Algebra i Logika
- Discipline: Mathematics
- Language: Russian, English
- Edited by: Yury Leonidovich Ershov

Publication details
- History: 1962–present
- Publisher: Siberian Fund for Algebra and Logic (Russia)
- Frequency: Bimonthly
- Impact factor: 0.753 (2020)

Standard abbreviations
- ISO 4: Algebra Log.
- MathSciNet: Algebra Logika

Indexing
- ISSN: 0373-9252

Links
- Journal homepage; Online access;

= Algebra i Logika =

Algebra i Logika (English: Algebra and Logic) is a peer-reviewed Russian mathematical journal founded in 1962 by Anatoly Ivanovich Malcev, published by the Siberian Fund for Algebra and Logic at Novosibirsk State University. An English translation of the journal is published by Springer-Verlag as Algebra and Logic since 1968. It published papers presented at the meetings of the "Algebra and Logic" seminar at the Novosibirsk State University. The journal is edited by academician Yury Yershov.
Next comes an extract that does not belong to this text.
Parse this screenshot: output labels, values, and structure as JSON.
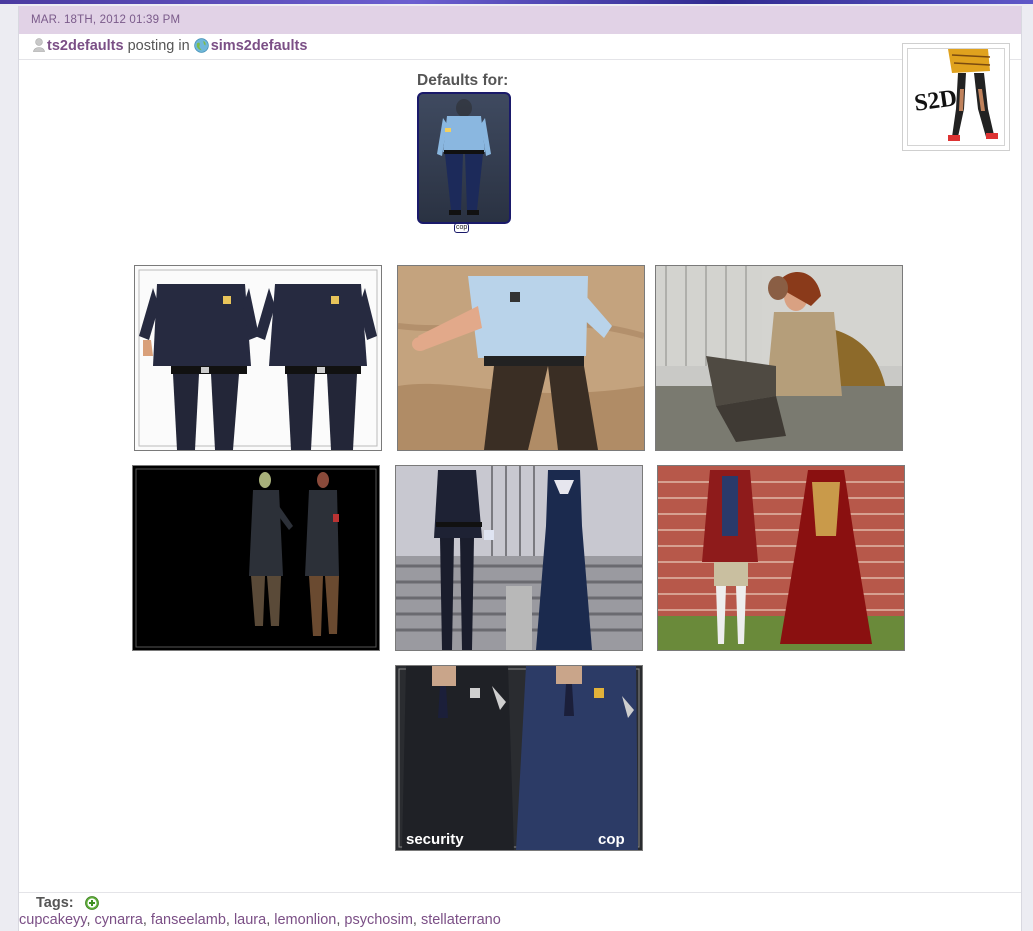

The journal is reviewed cover-to-cover in Mathematical Reviews and Zentralblatt MATH.

==Abstracting and Indexing==
Algebra i Logika is indexed and abstracted in the following databases:

- Academic OneFile
- Academic Search
- EBSCO
- Inspec
- International Bibliography of Book Reviews
- International Bibliography of Periodical Literature
- Journal Citation Reports/Science Edition
- Mathematical Reviews
- Science Citation Index
- SCImago
- Scopus
- STMA-Z
- Summon by Serial Solutions
- Zentralblatt Math

According to the Journal Citation Reports, the journal had a 2020 impact factor of 0.753.